A notícia de que a Rússia retomou o fornecimento de gás liquefeito através do gasoduto Nordstream 1, depois de interrompê-lo durante dez dias para manutenção, trouxe pouco alívio. O fornecimento foi reduzido a menos da metade do habitual. O governo alemão anunciou um pacote de socorro à principal empresa importadora de gás, a Uniper, ameaçada de quebrar pelo corte no fornecimento do gás russo e por ter de comprá-lo em outras fontes mais caras. O investimento imediato será de € 267 milhões, com a ampliação de uma linha de crédito de até € 9 bilhões, a ser usada conforme as necessidades.
Rússia e Ucrânia assinaram, em Istambul, um acordo patrocinado pela Turquia e com chancela da ONU para retomar o fornecimento de grãos, sobretudo trigo e milho, através dos portos ucranianos. Os navios deverão passar pelas águas turcas, sujeitos a inspeção para conter a possibilidade do contrabando de armas ou de outros produtos. Entretanto a realidade da guerra e dos bombardeios continua a ameaçar o trânsito marítimo na região.
Além dos problemas imediatos provocados pela instabilidade econômica e política, agravada pela permanência de cifras altas quanto à pandemia da Covid-19, há ainda a incerteza quanto ao futuro da própria União Europeia. A perspectiva do agravamento futuro das tensões sociais levanta a ameaça da progressão de forças anti-unionistas, particularmente por parte da extrema direita em diferentes quadrantes do continente. Além disso, a expectativa de que os gastos militares venham a crescer nos países europeus traz embutida a ameaça de uma nova corrida armamentista.
Por fim, mas não menos importante, deve-se mencionar que os problemas do clima estão se avolumando. Num continente que se via como uma liderança no esforço para conter o aquecimento global, volta-se a falar até na reutilização das usinas de carvão, para diminuir de imediato a dependência em relação ao gás russo.

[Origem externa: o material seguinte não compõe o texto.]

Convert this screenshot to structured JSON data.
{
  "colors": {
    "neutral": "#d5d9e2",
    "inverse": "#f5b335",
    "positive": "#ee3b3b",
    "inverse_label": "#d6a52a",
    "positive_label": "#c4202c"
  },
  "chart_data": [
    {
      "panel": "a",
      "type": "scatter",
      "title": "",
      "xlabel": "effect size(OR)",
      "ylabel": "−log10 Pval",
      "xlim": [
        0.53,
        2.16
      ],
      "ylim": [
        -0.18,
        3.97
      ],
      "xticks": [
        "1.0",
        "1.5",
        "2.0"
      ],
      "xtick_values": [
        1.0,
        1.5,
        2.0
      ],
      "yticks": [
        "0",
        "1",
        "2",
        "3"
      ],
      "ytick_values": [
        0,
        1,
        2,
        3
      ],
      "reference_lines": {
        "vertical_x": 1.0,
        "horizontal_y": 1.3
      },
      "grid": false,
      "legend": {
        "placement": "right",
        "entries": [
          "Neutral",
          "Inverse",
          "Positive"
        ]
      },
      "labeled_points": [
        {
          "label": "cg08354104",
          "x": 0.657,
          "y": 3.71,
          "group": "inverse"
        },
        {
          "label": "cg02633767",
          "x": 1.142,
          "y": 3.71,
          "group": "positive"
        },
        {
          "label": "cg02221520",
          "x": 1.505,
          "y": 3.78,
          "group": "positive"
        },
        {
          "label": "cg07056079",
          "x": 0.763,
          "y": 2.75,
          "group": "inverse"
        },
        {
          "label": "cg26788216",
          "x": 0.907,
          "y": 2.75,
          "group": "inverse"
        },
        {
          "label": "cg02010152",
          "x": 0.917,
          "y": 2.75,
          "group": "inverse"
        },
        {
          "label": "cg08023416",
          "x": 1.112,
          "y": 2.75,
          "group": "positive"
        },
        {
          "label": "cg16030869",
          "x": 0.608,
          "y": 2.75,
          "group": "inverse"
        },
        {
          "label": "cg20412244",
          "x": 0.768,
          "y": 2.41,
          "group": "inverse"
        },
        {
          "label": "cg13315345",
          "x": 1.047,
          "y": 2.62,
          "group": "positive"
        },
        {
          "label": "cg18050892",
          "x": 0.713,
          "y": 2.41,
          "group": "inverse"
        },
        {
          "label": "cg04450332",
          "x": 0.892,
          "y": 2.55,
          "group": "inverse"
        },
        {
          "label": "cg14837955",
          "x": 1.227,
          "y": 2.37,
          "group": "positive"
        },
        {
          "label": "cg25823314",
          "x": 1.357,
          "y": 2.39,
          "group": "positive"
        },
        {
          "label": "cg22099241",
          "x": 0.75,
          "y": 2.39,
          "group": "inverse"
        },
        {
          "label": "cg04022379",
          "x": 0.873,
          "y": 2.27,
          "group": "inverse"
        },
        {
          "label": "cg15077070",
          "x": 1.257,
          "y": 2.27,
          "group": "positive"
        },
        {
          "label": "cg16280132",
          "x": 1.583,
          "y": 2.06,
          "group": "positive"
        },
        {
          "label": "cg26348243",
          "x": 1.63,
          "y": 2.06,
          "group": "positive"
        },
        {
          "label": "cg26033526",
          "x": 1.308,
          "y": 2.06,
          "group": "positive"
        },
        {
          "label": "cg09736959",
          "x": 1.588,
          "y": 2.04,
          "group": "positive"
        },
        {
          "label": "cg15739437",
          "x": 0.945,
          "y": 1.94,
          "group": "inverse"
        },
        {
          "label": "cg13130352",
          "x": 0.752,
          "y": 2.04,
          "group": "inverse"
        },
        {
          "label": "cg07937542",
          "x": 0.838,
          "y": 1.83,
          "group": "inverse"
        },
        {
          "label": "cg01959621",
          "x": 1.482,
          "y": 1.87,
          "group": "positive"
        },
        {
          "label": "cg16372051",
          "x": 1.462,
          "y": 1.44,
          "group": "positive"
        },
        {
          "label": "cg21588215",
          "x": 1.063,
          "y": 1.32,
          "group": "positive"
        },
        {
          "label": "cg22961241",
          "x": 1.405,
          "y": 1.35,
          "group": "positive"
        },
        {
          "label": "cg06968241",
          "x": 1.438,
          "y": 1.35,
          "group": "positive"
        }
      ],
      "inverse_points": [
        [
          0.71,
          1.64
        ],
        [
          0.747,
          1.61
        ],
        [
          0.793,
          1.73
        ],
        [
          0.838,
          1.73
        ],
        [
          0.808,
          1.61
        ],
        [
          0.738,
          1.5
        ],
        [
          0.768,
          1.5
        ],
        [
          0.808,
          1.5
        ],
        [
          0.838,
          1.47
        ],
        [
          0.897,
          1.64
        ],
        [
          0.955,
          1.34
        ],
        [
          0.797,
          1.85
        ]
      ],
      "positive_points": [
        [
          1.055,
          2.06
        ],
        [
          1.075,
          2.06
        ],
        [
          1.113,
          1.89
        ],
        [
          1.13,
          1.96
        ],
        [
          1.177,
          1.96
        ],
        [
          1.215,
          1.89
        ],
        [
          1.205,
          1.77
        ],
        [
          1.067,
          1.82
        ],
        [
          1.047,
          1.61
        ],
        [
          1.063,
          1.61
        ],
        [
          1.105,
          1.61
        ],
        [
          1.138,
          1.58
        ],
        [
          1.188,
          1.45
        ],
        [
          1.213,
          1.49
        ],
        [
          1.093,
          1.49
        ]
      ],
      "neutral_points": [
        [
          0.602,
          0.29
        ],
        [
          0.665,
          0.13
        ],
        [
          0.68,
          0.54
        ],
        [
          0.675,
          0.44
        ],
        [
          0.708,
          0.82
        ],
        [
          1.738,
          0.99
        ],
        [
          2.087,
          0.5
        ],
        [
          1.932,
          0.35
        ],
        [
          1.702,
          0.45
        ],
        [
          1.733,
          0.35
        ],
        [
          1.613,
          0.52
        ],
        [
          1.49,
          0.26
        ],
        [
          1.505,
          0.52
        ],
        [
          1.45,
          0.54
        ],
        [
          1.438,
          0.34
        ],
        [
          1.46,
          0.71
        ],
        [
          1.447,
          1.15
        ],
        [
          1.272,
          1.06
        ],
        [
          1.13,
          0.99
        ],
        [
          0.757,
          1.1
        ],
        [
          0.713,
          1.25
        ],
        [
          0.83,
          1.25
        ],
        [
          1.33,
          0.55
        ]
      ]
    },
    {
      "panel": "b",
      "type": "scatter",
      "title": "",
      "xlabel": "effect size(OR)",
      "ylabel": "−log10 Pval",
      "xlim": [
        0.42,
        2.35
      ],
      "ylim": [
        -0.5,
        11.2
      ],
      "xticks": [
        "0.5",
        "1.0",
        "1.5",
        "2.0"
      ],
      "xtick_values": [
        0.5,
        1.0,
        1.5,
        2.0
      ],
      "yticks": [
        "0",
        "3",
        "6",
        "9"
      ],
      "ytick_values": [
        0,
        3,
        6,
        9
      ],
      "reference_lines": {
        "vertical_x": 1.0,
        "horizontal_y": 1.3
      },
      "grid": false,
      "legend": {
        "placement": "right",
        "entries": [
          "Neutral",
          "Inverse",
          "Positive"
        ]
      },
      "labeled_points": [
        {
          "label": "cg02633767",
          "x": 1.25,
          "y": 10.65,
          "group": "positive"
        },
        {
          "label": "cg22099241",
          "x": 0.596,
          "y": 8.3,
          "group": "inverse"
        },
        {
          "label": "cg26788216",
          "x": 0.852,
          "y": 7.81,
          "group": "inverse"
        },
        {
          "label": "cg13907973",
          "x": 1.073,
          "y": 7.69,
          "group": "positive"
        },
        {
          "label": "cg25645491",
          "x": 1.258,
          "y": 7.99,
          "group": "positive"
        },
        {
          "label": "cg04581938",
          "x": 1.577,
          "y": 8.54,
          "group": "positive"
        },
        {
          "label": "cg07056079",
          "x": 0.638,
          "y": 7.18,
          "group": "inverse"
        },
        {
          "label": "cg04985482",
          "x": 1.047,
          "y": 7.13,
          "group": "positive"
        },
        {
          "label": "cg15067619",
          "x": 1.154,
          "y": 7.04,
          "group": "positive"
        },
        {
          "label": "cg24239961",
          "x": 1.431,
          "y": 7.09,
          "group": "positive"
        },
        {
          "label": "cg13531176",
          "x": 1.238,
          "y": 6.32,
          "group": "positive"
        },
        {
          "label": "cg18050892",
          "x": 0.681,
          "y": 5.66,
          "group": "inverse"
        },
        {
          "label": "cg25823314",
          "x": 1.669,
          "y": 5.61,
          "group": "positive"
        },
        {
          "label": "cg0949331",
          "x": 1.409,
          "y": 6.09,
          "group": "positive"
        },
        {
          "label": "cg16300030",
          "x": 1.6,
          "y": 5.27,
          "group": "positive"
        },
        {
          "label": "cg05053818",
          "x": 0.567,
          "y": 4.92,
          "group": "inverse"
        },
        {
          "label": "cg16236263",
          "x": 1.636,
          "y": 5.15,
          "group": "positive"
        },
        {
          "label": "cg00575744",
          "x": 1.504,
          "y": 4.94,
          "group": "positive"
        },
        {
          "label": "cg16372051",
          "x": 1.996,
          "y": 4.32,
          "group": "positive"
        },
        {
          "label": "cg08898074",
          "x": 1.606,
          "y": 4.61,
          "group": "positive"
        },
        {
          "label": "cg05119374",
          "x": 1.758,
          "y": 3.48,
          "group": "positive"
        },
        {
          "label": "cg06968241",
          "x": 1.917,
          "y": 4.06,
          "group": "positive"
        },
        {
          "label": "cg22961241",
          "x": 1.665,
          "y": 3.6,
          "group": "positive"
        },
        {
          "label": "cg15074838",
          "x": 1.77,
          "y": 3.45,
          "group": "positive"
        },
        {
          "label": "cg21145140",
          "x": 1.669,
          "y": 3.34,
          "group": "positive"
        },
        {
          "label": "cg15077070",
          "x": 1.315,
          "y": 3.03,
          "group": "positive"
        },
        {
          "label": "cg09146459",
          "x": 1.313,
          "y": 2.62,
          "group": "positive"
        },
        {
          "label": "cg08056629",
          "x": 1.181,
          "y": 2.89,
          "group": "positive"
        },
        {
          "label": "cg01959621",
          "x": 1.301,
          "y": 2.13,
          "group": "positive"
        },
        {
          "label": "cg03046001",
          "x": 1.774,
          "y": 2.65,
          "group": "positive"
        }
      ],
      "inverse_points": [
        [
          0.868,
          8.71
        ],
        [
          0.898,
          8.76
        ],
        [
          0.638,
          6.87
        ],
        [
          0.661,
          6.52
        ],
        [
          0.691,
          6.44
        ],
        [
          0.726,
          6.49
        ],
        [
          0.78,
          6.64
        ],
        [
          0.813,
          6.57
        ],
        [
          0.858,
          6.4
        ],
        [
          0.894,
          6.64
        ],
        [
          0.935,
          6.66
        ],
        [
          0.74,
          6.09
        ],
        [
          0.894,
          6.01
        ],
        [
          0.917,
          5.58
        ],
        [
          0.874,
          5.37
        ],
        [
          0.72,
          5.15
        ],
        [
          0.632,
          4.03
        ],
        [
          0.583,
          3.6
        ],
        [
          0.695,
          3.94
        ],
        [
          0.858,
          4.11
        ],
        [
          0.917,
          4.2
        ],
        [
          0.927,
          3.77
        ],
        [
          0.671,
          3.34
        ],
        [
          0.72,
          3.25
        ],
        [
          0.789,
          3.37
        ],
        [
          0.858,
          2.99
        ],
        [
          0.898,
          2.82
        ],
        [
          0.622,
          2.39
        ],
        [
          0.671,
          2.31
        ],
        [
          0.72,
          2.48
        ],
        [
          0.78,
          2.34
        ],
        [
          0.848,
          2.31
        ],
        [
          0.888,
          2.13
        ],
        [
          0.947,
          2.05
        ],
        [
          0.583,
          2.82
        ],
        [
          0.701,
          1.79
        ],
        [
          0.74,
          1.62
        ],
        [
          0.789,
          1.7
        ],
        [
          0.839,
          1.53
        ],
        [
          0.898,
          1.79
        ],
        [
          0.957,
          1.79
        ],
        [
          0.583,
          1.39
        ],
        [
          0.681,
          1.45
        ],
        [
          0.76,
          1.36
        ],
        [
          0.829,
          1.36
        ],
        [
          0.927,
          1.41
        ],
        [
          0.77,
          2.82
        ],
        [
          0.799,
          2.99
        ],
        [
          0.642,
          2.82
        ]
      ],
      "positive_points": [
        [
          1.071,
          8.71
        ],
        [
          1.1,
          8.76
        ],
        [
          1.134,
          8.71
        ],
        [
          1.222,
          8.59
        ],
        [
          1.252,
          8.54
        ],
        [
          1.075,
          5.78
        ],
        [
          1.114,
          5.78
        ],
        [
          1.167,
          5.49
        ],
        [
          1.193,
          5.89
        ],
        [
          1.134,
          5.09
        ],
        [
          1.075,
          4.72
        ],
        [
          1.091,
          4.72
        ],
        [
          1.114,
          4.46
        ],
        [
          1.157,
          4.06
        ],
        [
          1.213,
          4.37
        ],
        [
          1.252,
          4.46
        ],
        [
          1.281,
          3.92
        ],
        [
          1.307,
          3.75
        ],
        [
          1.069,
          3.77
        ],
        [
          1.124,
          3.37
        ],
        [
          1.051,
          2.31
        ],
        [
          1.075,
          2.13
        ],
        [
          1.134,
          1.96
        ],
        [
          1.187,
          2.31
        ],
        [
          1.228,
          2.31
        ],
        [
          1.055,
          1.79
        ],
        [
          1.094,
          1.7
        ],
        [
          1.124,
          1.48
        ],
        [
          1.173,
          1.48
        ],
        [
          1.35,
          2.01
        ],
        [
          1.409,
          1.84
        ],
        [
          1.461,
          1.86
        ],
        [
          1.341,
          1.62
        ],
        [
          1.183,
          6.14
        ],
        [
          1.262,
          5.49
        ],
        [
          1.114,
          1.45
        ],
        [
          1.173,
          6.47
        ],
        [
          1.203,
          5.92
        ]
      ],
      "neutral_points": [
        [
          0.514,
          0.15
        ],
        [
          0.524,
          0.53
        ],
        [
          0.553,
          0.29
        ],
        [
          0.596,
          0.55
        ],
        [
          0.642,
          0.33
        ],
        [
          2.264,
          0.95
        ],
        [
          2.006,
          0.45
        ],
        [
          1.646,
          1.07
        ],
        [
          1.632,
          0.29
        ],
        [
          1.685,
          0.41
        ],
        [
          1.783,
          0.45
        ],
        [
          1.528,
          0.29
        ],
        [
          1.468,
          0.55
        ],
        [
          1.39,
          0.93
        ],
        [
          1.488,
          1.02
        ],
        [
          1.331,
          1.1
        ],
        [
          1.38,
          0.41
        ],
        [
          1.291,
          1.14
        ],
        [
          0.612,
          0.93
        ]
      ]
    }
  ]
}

A impressão que este quadro angustiante deixa é a de que as principais lideranças europeias não estavam devidamente preparadas para enfrentar a situação de uma guerra prolongada em território ucraniano, com a participação, ainda que indireta, da OTAN, dos Estados Unidos e de países do continente, através do fornecimento de armas para o governo de Kiev. E de momento a possibilidade de um acordo de paz que ponha fim ao conflito segue sendo uma quimera distante. Enquanto isto, problemas que até pouco tempo atrás eram vistos como típicos do Terceiro Mundo crescem no território e na imaginação dos europeus.